Arthurian legend and Excalibur play a part here, as does an upper-crust hunting club, a blind soothsayer, a lucha libre vampire, fairy abductions, giants, crab-walking witches, a Cockney warthog variation on a Minotaur and a massive haunted house on legs, which is such a Del Toro touch that you’d almost think it was a shout-out. Die-hard Hellboy nerds will be stoked to see Lobster Johnson make a cameo; film nerds will guffaw over the in-joke of Leni Riefenstahl showing up in a flashback with cameras rolling. As for Harbour, he channels the same sort of appealing, perpetually hungover action-hero thing he does so beautifully on Stranger Things, though the character’s world-weariness has a tendency to be reduced to mere crankiness in his crimson-colored hands. Ditto the Oedipal hand-wringing and conflict over whether his destiny is to protect humanity or finish us non-demon creatures off. It’s the sort of casting notion that seems great on paper and comes close to feeling like merely the sum of its tics and screams on screen.
What’s more disappointing is that they even though they’ve enlisted director Neil Marshall to do what he does best, the movie somehow turns his talent for mayhem from feature into bug. A proud B-movie thrill-provider, the British pulpmeister given us one of the best horror films of the 21st century (The Descent), dystopic sci-fi (Doomsday), sword-and-sandal gorefests (Centurion) and some of the most epic TV battle sequences to date (Game of Thrones‘ “Blackwater” and “The Watchers on the Wall” episodes). The man can stage a set piece, as proven by Hellboy tangling with some man-eating behemoths and a Baba Yaga, respectively. And when he’s finally able to unleash an army of Dali-esque grotesques on London, you can practically hear him squealing with delight as he makes these monstrosities rip, chew, skewer, stomp and slice horrified citizens. As with a lot of sound and fury simply being thrust in your face, it ends up signifying you-know-what — ultraviolence at the service of easy nihilism and then, ultimately, nil. Any sense of character gets steamrolled. Worse, there’s a rinse-repeat dullness that sets in. Given that “dull” is the last word that should come to mind when you have an action-horror auteur handling a Satanic antihero with a stone hand, endless one-liners and Dirty Harry-level firearms, there’s a problem here. (You had one job ….)

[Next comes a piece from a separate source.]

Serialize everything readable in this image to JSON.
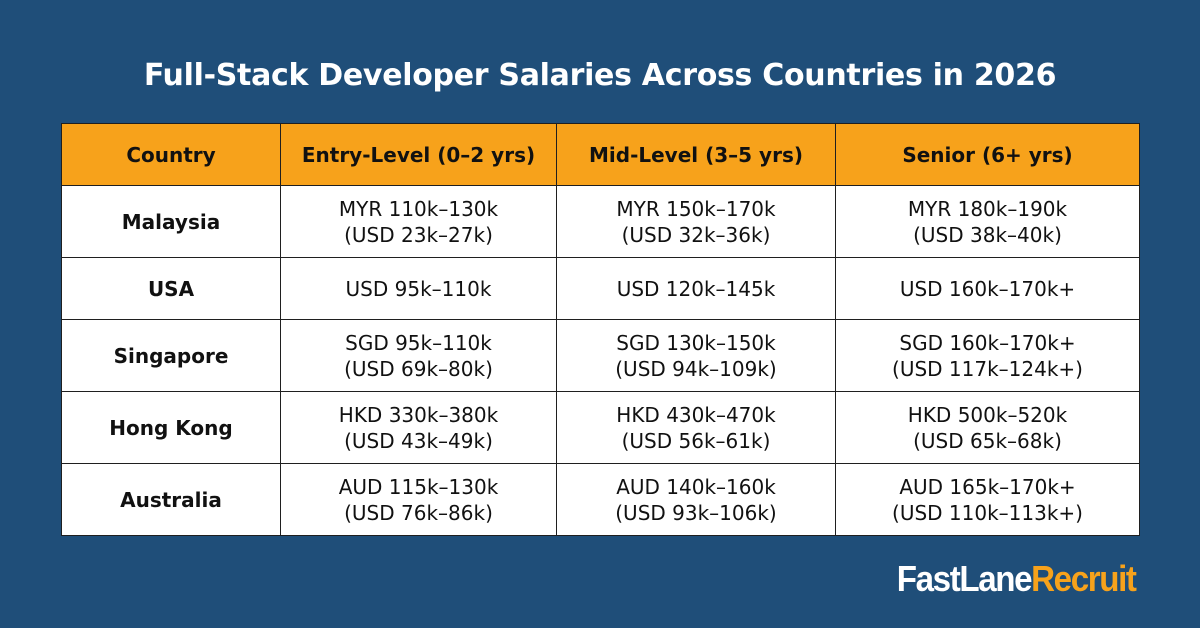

It’s all over but the shouting and the inevitable CGI slugfests, set to a high volume and pitched at a sub-Snyder coherence level. Everything feels so blandly frenetic in the third act that you might almost miss a line that a government official utters about a plague that Nemue has unleashed. Her supernatural reign of terror and pestilence started in England, they note, but has quickly spread to the rest of the E.U.; a map onscreen shows creeping death spreading outward and infecting all of Europe, then the world. There’s a political implication in that throwaway moment that feels too obvious to ignore, too half-formed to be trolling and too toxic to be coincidental. It’s almost enough to make you miss that misbegotten Spawn adaptation. Hellboy wants to remind you that this Dark Horse Comics brute with a soul still deserves a place in the superhero-movie ecosphere. It ends up simply being a franchise reboot damned to be restaged as its own bloody hell. Some things are better left dead.